Employers face considerable risk if they terminate employees who use medical marijuana simply because that use is illegal under Federal law. Instead, employers must engage in an interactive process with these employees to identify the nature of their limitation, the nature of the requested accommodation, and the impact the accommodation would have on their business operations. Employers should remind their supervisory employees not to react to accommodation requests with comments like “that should not be a problem.” Doing that makes it incredibly difficult for employers to later claim that the requested accommodation presents an undue hardship. Please let us know if you have any questions about this or any other employment-related issue.

State House Passes Pregnant Workers Fairness Act

Last week, the Massachusetts House of Representatives passed the “Pregnant Workers Fairness Act,” a law designed to extend certain protections to employees who are pregnant or are new mothers. This Act provides protections similar to those provided by the Americans with Disabilities Act, and requires employers to provide reasonable accommodations to pregnant employees / new mothers, including allowing them to take more frequent bathroom breaks, drink water while at work, be provided a stool to sit on, and be provided a time and place to nurse. The Act also makes it illegal for employers to take an adverse employment action against a pregnant woman because she asks for a reasonable accommodation. The Act also prohibits employers from requiring a woman to take a leave of absence if another accommodation can be provided.

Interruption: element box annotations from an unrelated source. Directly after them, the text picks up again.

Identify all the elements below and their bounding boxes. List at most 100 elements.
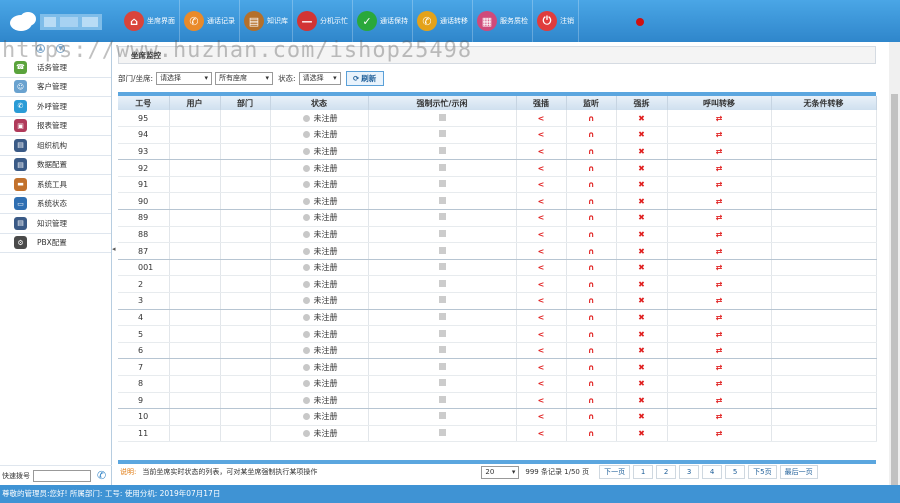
page-number-button[interactable]: 3 bbox=[679, 465, 700, 479]
page-number-button[interactable]: 4 bbox=[702, 465, 723, 479]
toolbar-button-seat[interactable]: ⌂ 坐席界面 bbox=[120, 0, 180, 42]
force-hangup-icon[interactable]: ✖ bbox=[638, 147, 645, 156]
headphone-icon[interactable]: ∩ bbox=[588, 296, 595, 305]
transfer-icon[interactable]: ⇄ bbox=[716, 429, 723, 438]
transfer-icon[interactable]: ⇄ bbox=[716, 280, 723, 289]
force-hangup-icon[interactable]: ✖ bbox=[638, 313, 645, 322]
page-number-button[interactable]: 2 bbox=[656, 465, 677, 479]
sidebar-item-headset[interactable]: ☎ 话务管理 bbox=[0, 58, 111, 78]
column-header[interactable]: 状态 bbox=[270, 96, 369, 110]
toolbar-button-check[interactable]: ✓ 通话保持 bbox=[353, 0, 413, 42]
barge-in-icon[interactable]: < bbox=[538, 296, 545, 305]
force-busy-checkbox[interactable] bbox=[438, 163, 446, 171]
transfer-icon[interactable]: ⇄ bbox=[716, 412, 723, 421]
force-hangup-icon[interactable]: ✖ bbox=[638, 114, 645, 123]
force-hangup-icon[interactable]: ✖ bbox=[638, 280, 645, 289]
force-busy-checkbox[interactable] bbox=[438, 379, 446, 387]
force-busy-checkbox[interactable] bbox=[438, 180, 446, 188]
barge-in-icon[interactable]: < bbox=[538, 130, 545, 139]
headphone-icon[interactable]: ∩ bbox=[588, 263, 595, 272]
force-hangup-icon[interactable]: ✖ bbox=[638, 346, 645, 355]
force-busy-checkbox[interactable] bbox=[438, 130, 446, 138]
barge-in-icon[interactable]: < bbox=[538, 230, 545, 239]
barge-in-icon[interactable]: < bbox=[538, 263, 545, 272]
headphone-icon[interactable]: ∩ bbox=[588, 247, 595, 256]
column-header[interactable]: 用户 bbox=[169, 96, 221, 110]
force-hangup-icon[interactable]: ✖ bbox=[638, 429, 645, 438]
toolbar-button-phone-record[interactable]: ✆ 通话记录 bbox=[180, 0, 240, 42]
force-hangup-icon[interactable]: ✖ bbox=[638, 130, 645, 139]
column-header[interactable]: 强制示忙/示闲 bbox=[368, 96, 517, 110]
transfer-icon[interactable]: ⇄ bbox=[716, 313, 723, 322]
next-five-button[interactable]: 下5页 bbox=[748, 465, 777, 479]
force-busy-checkbox[interactable] bbox=[438, 263, 446, 271]
headphone-icon[interactable]: ∩ bbox=[588, 379, 595, 388]
headphone-icon[interactable]: ∩ bbox=[588, 313, 595, 322]
scrollbar-thumb[interactable] bbox=[891, 94, 898, 502]
sidebar-item-outbound[interactable]: ✆ 外呼管理 bbox=[0, 97, 111, 117]
force-hangup-icon[interactable]: ✖ bbox=[638, 396, 645, 405]
column-header[interactable]: 强拆 bbox=[616, 96, 668, 110]
barge-in-icon[interactable]: < bbox=[538, 346, 545, 355]
sidebar-item-toolbox[interactable]: ▬ 系统工具 bbox=[0, 175, 111, 195]
transfer-icon[interactable]: ⇄ bbox=[716, 330, 723, 339]
column-header[interactable]: 部门 bbox=[220, 96, 271, 110]
force-busy-checkbox[interactable] bbox=[438, 346, 446, 354]
headphone-icon[interactable]: ∩ bbox=[588, 164, 595, 173]
sidebar-item-gear[interactable]: ⚙ PBX配置 bbox=[0, 234, 111, 253]
barge-in-icon[interactable]: < bbox=[538, 363, 545, 372]
page-number-button[interactable]: 1 bbox=[633, 465, 654, 479]
headphone-icon[interactable]: ∩ bbox=[588, 363, 595, 372]
barge-in-icon[interactable]: < bbox=[538, 313, 545, 322]
headphone-icon[interactable]: ∩ bbox=[588, 213, 595, 222]
force-hangup-icon[interactable]: ✖ bbox=[638, 247, 645, 256]
headphone-icon[interactable]: ∩ bbox=[588, 346, 595, 355]
toolbar-button-grid[interactable]: ▦ 服务质检 bbox=[473, 0, 533, 42]
force-hangup-icon[interactable]: ✖ bbox=[638, 180, 645, 189]
sidebar-item-data-config[interactable]: ▤ 数据配置 bbox=[0, 156, 111, 175]
force-busy-checkbox[interactable] bbox=[438, 196, 446, 204]
barge-in-icon[interactable]: < bbox=[538, 114, 545, 123]
force-hangup-icon[interactable]: ✖ bbox=[638, 263, 645, 272]
barge-in-icon[interactable]: < bbox=[538, 147, 545, 156]
transfer-icon[interactable]: ⇄ bbox=[716, 180, 723, 189]
quick-dial-input[interactable] bbox=[33, 469, 91, 482]
collapse-icon[interactable]: ▼ bbox=[56, 44, 65, 53]
barge-in-icon[interactable]: < bbox=[538, 164, 545, 173]
transfer-icon[interactable]: ⇄ bbox=[716, 296, 723, 305]
force-hangup-icon[interactable]: ✖ bbox=[638, 230, 645, 239]
barge-in-icon[interactable]: < bbox=[538, 197, 545, 206]
transfer-icon[interactable]: ⇄ bbox=[716, 130, 723, 139]
force-hangup-icon[interactable]: ✖ bbox=[638, 296, 645, 305]
page-number-button[interactable]: 5 bbox=[725, 465, 746, 479]
headphone-icon[interactable]: ∩ bbox=[588, 429, 595, 438]
force-busy-checkbox[interactable] bbox=[438, 146, 446, 154]
force-hangup-icon[interactable]: ✖ bbox=[638, 379, 645, 388]
toolbar-button-busy[interactable]: — 分机示忙 bbox=[293, 0, 353, 42]
headphone-icon[interactable]: ∩ bbox=[588, 180, 595, 189]
headphone-icon[interactable]: ∩ bbox=[588, 197, 595, 206]
toolbar-button-power[interactable]: ⏻ 注销 bbox=[533, 0, 579, 42]
column-header[interactable]: 工号 bbox=[118, 96, 170, 110]
prev-page-button[interactable]: 下一页 bbox=[599, 465, 631, 479]
column-header[interactable]: 呼叫转移 bbox=[667, 96, 772, 110]
transfer-icon[interactable]: ⇄ bbox=[716, 164, 723, 173]
force-hangup-icon[interactable]: ✖ bbox=[638, 164, 645, 173]
force-busy-checkbox[interactable] bbox=[438, 412, 446, 420]
status-select[interactable]: 请选择 ▾ bbox=[298, 71, 341, 85]
force-busy-checkbox[interactable] bbox=[438, 246, 446, 254]
transfer-icon[interactable]: ⇄ bbox=[716, 379, 723, 388]
force-hangup-icon[interactable]: ✖ bbox=[638, 412, 645, 421]
force-busy-checkbox[interactable] bbox=[438, 213, 446, 221]
barge-in-icon[interactable]: < bbox=[538, 213, 545, 222]
force-busy-checkbox[interactable] bbox=[438, 312, 446, 320]
column-header[interactable]: 强插 bbox=[516, 96, 567, 110]
vertical-scrollbar[interactable] bbox=[889, 42, 900, 502]
barge-in-icon[interactable]: < bbox=[538, 412, 545, 421]
headphone-icon[interactable]: ∩ bbox=[588, 280, 595, 289]
headphone-icon[interactable]: ∩ bbox=[588, 147, 595, 156]
transfer-icon[interactable]: ⇄ bbox=[716, 114, 723, 123]
transfer-icon[interactable]: ⇄ bbox=[716, 247, 723, 256]
refresh-button[interactable]: ⟳ 刷新 bbox=[345, 70, 384, 86]
barge-in-icon[interactable]: < bbox=[538, 396, 545, 405]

If passed, this Act will extend reasonable accommodation requirements to employees who do not meet the statutory definition of ‘disabled’ under the Americans with Disabilities Act. Under the proposed Act, employers must engage in an interactive process with their pregnant / new-mother employees to determine if a reasonable accommodation can be provided that would allow them to perform the essential functions of their job. As drafted, this new Act would be enforced by the Massachusetts Commission Against Discrimination and would carry penalties similar to those found under chapter 151B, including emotional distress damages, punitive damages, backpay, frontpay, attorneys’ fees, and costs.